The Guardian’s article is at: http://www.theguardian.com/politics/2015/mar/20/ukip-faces-crisis-two-parliamentary-candidates-suspended-one-resigns

UKIP Candidate for Westmoreland Resigns Citing Racism, Bullying and Sectarianism

March 19, 2015

The Westmoreland Gazette has this story, Ukip candidate resigns: Jonathan Stanley leaves party citing ‘open racism and bullying’. Jonathan Stanley is a Scotland-based surgeon, who managed to stick it out as UKIP’s parliamentary candidate for Westmoreland and Lonsdale before finally resigning. He explained his decision as due to the racism and sectarianism within the Scottish party. He said

“I have given my full resignation to the party because of issues happening in Scotland: open racism and sanctimonious bullying within the party. This sectarian racist filth in Scotland needs cleaning up. it is a great threat to the Eurosceptic cause and civil society.”

He also cited other reasons for his resignation. These were the general levels of motivation in MEPs for the north west, and health issues. He had been dismayed by the party’s decision not to publish documents he had written about the Kirkup Report, which condemned the hospitals in the Morecambe Bay NHS Foundation Trust after the deaths of eleven babies and one mother.

The article’s at http://www.thewestmorlandgazette.co.uk/news/11868250.Ukip_candidate_resigns__Jonathan_Stanley_leaves_party_citing__open_racism_and_bullying_/?ref=twtrec.

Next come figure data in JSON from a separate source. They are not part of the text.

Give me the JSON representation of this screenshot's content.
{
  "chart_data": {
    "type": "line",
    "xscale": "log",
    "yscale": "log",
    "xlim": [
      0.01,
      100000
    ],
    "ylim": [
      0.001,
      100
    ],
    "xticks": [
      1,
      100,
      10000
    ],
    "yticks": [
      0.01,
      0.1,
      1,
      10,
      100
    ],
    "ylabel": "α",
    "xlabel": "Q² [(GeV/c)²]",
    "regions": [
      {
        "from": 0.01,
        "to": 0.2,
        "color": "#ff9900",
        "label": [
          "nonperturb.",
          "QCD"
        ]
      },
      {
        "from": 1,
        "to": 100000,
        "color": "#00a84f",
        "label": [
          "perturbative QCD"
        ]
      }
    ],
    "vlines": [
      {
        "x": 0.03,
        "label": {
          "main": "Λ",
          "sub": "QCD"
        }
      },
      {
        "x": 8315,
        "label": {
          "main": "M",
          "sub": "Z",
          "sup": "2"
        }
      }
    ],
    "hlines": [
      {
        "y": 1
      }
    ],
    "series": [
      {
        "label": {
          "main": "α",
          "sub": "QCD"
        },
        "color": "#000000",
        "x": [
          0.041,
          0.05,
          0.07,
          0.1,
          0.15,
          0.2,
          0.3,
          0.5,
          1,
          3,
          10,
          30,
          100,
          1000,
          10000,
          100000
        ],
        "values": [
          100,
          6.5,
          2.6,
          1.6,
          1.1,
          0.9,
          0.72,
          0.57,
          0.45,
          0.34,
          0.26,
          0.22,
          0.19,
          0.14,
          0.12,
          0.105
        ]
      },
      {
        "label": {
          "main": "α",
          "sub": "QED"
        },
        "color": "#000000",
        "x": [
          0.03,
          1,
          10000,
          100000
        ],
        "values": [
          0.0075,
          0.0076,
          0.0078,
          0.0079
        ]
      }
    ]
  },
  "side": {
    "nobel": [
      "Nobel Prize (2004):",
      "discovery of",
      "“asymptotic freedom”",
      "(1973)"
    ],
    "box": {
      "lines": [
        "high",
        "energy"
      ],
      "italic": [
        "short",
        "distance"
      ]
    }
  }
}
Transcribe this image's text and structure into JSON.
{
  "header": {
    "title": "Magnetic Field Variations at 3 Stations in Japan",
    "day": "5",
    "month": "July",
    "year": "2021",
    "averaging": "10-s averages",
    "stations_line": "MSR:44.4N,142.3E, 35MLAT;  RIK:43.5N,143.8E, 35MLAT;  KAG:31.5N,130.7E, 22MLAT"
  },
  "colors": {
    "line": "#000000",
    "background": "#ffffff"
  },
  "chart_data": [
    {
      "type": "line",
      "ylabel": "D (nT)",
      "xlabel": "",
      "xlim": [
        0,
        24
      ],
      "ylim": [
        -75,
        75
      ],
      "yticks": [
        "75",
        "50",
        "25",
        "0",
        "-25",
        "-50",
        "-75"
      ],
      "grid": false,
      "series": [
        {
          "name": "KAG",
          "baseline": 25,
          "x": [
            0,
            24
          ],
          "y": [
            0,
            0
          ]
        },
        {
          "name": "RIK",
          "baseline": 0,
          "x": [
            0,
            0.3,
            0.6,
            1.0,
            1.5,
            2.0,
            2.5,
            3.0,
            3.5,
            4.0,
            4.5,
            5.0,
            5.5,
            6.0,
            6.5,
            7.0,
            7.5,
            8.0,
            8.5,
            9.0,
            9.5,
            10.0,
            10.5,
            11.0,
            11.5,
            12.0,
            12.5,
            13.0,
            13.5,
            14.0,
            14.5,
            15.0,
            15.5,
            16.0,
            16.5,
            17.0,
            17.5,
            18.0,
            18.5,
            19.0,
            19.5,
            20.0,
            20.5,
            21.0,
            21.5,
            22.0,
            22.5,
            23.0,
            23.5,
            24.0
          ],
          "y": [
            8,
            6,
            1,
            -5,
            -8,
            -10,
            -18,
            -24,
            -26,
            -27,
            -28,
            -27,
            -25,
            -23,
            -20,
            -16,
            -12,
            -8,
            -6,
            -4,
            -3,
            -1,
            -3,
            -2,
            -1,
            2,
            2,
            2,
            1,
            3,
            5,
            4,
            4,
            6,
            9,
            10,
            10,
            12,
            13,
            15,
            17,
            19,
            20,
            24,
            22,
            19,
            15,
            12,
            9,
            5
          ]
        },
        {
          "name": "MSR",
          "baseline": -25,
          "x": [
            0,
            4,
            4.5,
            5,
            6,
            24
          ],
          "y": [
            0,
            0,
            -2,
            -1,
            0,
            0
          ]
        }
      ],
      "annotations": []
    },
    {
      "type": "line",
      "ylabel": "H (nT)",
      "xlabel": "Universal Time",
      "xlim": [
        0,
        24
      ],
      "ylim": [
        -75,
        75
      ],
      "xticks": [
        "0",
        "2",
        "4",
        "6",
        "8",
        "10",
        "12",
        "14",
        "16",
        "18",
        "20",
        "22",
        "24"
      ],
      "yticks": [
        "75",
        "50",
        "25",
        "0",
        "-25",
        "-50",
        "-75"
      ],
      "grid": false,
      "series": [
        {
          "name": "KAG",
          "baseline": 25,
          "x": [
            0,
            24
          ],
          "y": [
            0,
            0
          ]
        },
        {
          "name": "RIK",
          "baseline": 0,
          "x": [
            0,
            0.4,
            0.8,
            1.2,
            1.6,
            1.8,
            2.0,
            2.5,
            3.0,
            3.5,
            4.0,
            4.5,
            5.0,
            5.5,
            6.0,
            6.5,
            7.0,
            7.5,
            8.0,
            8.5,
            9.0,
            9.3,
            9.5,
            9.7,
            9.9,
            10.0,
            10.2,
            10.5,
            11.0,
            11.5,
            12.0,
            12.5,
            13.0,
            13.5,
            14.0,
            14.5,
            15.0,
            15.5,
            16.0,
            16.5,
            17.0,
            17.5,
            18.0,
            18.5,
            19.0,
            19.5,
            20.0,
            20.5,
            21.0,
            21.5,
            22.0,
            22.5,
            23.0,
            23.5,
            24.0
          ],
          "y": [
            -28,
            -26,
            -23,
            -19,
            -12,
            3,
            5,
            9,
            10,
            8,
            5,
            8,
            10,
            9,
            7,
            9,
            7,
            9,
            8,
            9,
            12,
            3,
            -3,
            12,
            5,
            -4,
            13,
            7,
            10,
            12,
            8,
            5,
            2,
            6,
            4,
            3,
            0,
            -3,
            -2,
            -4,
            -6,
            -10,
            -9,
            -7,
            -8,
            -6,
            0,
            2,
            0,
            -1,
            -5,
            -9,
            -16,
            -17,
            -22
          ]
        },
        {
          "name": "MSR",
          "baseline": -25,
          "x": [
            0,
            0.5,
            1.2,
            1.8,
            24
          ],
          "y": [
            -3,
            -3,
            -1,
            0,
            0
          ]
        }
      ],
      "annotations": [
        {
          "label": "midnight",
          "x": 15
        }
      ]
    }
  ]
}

Reading this, it seems that not only is UKIP in Scotland racist – no surprise there! – but also beset with the sectarian hatreds between Protestant and Roman Catholic. I can’t say I’m surprised at that either, as when Farage crossed the briny to speak in Ulster, the party organisers over there seemed to have very strong connections to Protestant paramilitary groups.

As for the comments about motivation, it suggests that the Kippers in the north-west simply can’t be bother about that part of the world.